Prometheus obviously had to stretch quite a bit to make an acronym for what it intends to do. However, the definition of Prometheus (defiantly creative) seems to define the intentions best.

We need more defiantly creative ideas introduced that can change the way health care thinks and begin to fix the mess we continue to face today.

Be Well

Tuesday, May 4, 2010

Social Determinents of Health- How We Live Influences Our Health


Several months ago a doctor and I were discussing the challenges facing us in health care today. I have always been a big believer in the concept of “integrative healthcare” and the need to expand our definition of health as a society to fix the mess we’ve created. From a purely business and consumer perspective I had always wondered how we can expect to change the trajectory of increasing costs when all we are talking about is fixing the end-result (the diseases). My arguments didn’t go very far inside the system. The system is still focused on only addressing the end-result.

Yes, the system has created the idea of health coaching and health promotion but it’s all still very clinical from my perspective. Health care has not embraced them as critical elements to the solution. The incentives are in treatment- not in the other stuff. We’re identifying risks, then trying to get people enrolled in specific programs to address the risks. We’ve had moderate success. The new reform legislation includes rules and initiatives focused on prevention, health promotion, and community health but they remain a separate world from the developments in technology, telemedicine, pharmaceuticals, and all the rest that are more part of our “standard” sickness system. We have not yet integrated our culture and social well-being into the equation. We’re talking about it- but we have a long way to go.

The doctor turned me on to the work of Sir Michael Marmot. Professor Marmot is a professor of epidemiology at University College London. His work looks at the social aspects that can have a dramatic influence on the health of any population. His conclusions: the social (cultural) factors we encounter each day can influence how healthy or how “sick” we are. We’ve posted the World Health Organization’s Social Determinants of Health (of which Professor Marmot was a contributor) on our web site. You can get it by clicking here.

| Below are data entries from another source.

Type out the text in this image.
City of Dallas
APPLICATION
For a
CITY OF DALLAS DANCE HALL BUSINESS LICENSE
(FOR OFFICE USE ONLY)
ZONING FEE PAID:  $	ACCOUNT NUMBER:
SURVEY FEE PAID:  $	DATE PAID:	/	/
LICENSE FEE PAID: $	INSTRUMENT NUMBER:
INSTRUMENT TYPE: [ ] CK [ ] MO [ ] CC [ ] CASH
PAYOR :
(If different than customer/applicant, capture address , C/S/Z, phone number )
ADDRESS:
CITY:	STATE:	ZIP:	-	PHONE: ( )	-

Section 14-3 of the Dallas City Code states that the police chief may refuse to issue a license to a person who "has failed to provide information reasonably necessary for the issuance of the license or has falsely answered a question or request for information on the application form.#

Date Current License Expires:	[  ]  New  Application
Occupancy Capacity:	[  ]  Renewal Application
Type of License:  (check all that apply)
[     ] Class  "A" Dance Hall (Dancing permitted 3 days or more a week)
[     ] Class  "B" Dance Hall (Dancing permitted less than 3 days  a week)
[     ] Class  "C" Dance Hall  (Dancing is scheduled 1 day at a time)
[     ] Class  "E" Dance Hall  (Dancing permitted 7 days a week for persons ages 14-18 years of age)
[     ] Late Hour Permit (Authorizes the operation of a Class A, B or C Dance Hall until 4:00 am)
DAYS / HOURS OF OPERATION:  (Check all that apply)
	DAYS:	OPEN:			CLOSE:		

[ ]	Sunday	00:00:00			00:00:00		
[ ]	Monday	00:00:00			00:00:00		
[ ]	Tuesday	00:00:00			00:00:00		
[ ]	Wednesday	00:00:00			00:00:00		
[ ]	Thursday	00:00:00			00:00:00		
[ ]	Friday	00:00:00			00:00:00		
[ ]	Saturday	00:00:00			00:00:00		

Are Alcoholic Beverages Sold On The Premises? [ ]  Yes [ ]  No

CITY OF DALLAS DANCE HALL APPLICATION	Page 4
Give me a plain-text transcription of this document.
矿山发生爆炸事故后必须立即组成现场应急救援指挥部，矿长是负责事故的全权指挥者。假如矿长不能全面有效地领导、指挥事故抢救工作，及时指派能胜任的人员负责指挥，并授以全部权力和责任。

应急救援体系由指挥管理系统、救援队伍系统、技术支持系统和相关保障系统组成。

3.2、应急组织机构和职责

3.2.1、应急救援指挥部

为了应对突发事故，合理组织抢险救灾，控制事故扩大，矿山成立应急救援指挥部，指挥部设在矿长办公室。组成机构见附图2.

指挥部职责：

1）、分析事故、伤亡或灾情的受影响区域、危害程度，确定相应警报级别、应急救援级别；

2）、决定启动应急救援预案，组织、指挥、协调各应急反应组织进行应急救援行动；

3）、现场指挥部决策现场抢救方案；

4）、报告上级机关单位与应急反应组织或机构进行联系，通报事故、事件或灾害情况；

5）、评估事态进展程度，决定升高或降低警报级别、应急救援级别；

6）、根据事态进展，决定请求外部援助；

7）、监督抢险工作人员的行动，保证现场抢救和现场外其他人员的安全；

This report looked at nine different social influence's that have a dramatic impact on the health of a population. These included:

*Stress- which is largely influenced by the socioeconomic status and self-perception of an individual

*Early Life- which includes how we set the foundation and example for our children early in life.

*Social Exclusion- which evaluates the social connectedness we have in our lives

*Work- looking at the relationships and satisfaction in our work

*Unemployment- evaluating the effects our professional lives have on our health, and especially when a person is out of work

*Social Support- the culture of support and guidance available to a population

*Addiction- the impact drugs, alcohol, and tobacco have on health and well-being

*Food- The nutritional make-up of our lives

*Transport- which essentially equates to getting out of the cars and exercising by walking and looking at other means of transportation.

These factors have a dramatic influence on the health of any population. Employers are making some progress individually but the engagement rate of consumers in the “risk based” models being introduced today remain relatively low. Some of the social factors identified by the WHO report are dealt with indirectly but are certainly not part of the overall platform that is evolving in the health care system we have today.

Our culture is stressed, 71% are not enamored with their work, our unemployment rate is high, we’re overweight and don’t exercise, and the social support available is being reduced simply due to the economy. We are not a healthy population.

It’s time we start building these social factors into what we traditionally define as “health care.” Until we do, all the medical homes, baskets of care, and other new ideas in the world aren’t going to make a difference to the costs we will pay if we just keep getting sicker.